In theory this is elegant. In practice, deploying it is a different story. Every participating hospital needs local GPU infrastructure for model training along with technical staff to manage it. Most hospitals have neither. Different hospitals record data differently, serve different patient populations, and follow different clinical practices, so achieving the alignment needed to train a single model takes serious work to get right. The whole process can also get bottlenecked by a single slow hospital since all sites need to finish training before the model can update. A recent review found that out of all the FL healthcare research published, only 10 studies actually ran across real distributed clinical environments. The practical barriers are well documented. And even after all that effort, it's still vulnerable to data leakage through the model parameters themselves. Sweden's privacy authority shut down a hospital FL project over exactly this.

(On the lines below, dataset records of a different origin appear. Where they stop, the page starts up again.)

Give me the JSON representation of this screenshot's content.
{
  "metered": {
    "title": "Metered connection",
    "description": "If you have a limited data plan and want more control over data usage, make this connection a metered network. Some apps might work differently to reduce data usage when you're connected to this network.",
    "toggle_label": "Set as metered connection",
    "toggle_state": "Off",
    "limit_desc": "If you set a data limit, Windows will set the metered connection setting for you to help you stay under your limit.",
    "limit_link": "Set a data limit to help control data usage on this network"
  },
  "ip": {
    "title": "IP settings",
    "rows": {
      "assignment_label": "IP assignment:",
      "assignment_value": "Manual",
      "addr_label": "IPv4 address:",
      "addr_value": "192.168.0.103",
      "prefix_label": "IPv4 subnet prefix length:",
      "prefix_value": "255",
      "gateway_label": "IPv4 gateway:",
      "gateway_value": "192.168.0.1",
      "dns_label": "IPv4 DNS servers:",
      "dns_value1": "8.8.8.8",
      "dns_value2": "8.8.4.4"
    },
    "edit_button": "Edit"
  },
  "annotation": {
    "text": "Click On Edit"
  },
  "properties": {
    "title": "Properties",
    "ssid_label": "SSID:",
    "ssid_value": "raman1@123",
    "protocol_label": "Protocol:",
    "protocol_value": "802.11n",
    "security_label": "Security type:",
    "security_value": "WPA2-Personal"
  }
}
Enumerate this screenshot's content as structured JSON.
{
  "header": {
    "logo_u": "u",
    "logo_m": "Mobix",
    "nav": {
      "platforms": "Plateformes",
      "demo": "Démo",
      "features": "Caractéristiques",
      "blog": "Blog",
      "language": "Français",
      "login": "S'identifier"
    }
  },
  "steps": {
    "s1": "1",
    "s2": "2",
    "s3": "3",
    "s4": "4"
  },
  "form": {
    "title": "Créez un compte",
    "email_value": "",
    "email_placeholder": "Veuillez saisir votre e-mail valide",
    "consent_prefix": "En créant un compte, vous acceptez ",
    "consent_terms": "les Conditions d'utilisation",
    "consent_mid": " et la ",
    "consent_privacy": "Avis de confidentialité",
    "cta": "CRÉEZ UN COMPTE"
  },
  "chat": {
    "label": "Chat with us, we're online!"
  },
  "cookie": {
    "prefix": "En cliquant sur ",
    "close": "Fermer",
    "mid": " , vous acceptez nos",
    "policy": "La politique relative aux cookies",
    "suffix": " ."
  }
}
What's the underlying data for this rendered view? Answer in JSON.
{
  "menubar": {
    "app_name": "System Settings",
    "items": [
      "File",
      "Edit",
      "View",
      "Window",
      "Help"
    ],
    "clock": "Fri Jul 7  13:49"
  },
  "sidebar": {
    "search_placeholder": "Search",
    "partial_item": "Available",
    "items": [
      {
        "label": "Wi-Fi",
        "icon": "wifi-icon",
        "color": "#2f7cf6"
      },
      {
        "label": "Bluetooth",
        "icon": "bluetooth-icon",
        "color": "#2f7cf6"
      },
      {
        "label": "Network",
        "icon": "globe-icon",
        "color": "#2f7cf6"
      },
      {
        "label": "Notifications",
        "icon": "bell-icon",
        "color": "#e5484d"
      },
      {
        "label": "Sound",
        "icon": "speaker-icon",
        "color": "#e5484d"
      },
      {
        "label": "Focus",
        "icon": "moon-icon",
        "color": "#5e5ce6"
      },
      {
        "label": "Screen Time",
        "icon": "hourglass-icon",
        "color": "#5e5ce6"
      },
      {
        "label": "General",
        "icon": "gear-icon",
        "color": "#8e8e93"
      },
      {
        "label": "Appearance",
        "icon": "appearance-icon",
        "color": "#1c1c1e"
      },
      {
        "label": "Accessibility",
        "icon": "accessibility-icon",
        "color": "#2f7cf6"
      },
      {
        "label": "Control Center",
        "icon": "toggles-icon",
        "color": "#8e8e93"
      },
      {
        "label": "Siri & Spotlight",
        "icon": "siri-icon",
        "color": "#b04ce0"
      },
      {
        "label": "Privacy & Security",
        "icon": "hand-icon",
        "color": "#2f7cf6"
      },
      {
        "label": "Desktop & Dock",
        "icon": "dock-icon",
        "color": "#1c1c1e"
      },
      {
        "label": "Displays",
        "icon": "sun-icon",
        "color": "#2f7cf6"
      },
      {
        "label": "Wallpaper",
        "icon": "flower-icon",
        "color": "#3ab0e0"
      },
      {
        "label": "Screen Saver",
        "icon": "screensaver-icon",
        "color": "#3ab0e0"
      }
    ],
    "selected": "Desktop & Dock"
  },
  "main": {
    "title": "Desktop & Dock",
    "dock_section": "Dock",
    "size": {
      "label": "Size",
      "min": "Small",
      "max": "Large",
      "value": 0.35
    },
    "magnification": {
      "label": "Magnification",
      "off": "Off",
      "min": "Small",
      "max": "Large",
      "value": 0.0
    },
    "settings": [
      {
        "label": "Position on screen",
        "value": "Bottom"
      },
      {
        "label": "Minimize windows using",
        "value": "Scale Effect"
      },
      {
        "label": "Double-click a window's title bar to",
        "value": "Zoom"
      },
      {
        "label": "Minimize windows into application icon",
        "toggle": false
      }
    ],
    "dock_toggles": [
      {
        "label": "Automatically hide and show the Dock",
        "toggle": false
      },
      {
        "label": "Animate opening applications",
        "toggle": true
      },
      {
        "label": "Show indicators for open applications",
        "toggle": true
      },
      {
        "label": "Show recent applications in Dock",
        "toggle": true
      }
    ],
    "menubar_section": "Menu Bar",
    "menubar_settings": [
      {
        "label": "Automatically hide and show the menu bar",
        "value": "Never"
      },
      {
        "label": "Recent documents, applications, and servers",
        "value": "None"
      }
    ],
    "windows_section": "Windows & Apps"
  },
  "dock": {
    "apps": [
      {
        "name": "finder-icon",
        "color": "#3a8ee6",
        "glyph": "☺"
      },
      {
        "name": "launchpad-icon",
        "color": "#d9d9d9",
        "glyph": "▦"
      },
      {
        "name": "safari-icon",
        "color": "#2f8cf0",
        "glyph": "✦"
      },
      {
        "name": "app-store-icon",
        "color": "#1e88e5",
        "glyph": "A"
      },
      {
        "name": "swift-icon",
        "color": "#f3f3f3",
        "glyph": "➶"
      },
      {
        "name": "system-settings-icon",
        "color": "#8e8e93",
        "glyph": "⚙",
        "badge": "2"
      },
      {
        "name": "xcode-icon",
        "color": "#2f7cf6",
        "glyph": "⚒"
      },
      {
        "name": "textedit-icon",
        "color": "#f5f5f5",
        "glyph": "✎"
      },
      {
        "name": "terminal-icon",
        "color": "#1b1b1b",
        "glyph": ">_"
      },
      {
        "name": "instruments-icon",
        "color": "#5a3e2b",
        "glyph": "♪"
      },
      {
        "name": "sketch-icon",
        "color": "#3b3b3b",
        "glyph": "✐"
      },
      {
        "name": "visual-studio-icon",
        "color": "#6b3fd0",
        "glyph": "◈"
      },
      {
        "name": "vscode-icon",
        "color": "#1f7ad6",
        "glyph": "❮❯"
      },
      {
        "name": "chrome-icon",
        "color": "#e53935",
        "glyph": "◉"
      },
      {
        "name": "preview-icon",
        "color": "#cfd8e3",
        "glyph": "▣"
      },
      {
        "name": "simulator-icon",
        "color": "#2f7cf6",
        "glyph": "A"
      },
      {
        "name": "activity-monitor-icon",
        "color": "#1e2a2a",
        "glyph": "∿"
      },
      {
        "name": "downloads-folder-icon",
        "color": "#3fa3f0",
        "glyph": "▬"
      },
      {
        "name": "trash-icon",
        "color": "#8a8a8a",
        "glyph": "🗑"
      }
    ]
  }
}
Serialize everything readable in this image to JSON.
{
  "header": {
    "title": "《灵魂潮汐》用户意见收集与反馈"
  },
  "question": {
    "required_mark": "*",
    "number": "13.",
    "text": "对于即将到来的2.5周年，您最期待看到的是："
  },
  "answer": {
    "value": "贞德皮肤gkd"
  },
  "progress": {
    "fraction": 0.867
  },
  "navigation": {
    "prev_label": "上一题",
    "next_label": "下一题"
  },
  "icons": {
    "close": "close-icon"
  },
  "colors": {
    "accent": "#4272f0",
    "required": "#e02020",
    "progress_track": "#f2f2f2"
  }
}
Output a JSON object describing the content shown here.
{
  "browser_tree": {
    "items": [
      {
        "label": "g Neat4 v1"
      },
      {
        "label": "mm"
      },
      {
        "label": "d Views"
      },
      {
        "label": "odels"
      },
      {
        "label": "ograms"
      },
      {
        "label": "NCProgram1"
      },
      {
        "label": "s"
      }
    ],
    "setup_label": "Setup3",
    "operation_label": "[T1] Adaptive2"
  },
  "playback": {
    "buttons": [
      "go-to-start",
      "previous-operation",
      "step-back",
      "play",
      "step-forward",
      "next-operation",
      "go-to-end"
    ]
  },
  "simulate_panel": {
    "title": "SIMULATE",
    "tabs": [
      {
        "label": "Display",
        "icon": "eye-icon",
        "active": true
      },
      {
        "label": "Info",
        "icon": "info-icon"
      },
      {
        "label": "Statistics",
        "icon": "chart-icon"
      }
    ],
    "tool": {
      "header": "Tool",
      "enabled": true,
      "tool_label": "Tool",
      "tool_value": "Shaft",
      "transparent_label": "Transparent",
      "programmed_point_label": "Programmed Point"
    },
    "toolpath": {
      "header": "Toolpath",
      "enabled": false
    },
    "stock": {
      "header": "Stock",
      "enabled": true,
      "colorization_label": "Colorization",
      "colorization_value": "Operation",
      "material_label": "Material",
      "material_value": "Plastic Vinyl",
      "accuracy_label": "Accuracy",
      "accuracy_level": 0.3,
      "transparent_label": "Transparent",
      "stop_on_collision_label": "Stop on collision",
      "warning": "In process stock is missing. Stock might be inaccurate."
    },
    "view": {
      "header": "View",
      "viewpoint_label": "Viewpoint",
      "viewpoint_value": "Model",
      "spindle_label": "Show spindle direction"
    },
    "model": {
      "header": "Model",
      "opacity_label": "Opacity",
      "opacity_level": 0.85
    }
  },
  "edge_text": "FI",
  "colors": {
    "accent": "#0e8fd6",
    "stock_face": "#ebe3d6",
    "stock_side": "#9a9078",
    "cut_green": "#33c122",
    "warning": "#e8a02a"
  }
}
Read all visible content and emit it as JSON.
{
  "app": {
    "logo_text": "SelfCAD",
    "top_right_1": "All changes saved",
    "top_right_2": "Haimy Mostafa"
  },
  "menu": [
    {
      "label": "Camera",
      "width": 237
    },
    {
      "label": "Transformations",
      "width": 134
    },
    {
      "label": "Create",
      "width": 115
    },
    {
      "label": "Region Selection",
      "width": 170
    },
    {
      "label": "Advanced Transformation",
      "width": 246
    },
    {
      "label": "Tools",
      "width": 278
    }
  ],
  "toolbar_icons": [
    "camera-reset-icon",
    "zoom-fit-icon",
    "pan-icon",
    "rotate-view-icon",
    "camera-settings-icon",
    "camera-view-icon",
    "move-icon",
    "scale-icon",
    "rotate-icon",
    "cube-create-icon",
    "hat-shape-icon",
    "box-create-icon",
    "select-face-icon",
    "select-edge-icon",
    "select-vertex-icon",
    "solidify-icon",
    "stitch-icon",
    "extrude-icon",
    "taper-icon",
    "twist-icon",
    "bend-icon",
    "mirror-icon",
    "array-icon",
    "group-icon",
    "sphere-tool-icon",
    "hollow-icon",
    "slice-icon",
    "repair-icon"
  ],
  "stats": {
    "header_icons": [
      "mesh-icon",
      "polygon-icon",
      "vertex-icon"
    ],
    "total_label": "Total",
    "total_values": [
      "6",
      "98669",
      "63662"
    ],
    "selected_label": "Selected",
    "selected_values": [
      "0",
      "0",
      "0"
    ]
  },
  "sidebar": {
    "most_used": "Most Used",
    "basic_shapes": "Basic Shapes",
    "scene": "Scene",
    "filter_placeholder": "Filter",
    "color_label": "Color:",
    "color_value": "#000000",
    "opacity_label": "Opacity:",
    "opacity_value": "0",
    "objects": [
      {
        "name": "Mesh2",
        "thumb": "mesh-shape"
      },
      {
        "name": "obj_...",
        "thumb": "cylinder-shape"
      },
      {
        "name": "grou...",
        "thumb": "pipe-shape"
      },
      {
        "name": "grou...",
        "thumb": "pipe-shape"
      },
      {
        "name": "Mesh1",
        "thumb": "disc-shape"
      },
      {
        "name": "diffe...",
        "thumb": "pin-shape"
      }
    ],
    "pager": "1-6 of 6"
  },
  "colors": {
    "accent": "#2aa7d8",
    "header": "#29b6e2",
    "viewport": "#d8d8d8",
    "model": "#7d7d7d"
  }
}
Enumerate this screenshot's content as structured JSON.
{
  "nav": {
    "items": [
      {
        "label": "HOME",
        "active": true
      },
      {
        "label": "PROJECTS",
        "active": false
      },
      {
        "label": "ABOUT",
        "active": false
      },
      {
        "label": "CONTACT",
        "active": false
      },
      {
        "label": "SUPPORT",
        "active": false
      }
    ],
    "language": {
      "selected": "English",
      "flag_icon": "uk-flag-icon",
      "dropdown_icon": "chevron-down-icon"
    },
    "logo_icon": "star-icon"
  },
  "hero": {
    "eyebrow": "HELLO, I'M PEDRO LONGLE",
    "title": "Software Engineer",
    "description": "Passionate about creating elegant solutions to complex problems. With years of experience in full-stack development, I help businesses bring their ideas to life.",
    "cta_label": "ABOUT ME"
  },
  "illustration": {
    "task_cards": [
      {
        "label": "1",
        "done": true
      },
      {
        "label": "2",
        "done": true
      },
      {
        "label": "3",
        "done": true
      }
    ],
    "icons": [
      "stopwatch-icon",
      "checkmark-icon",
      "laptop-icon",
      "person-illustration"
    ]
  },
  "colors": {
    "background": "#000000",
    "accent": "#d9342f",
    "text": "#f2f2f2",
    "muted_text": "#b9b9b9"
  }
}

So here's the current state of things. Hospital EHR systems across the US hold records on hundreds of millions of patients. There is clear evidence that training across this data produces better models. The institutional frameworks for collaboration have come further than most people realize. But there is still no way to actually compute on patient records across institutions without exposing them.

The cost of leaving this unsolved is measured in lives. 95% of rare diseases still lack effective treatments, largely because patient populations are spread so thin across hospitals that no single institution has enough cases to do meaningful research. Sepsis kills 11 million people a year globally, and the most widely deployed prediction model for it is failing the patients who need it most. Better models trained on broader data could catch patient deterioration earlier, improve cancer treatment outcomes, and prevent hospital readmissions that cost lives and billions of dollars. These aren't hypothetical use cases. They're problems that real patients face every day in real hospitals, and the data to address them already exists.

That is what makes hospital data the most valuable training dataset in medicine. And until we build systems that let hospitals contribute to model training without putting patient privacy at risk, it stays locked up.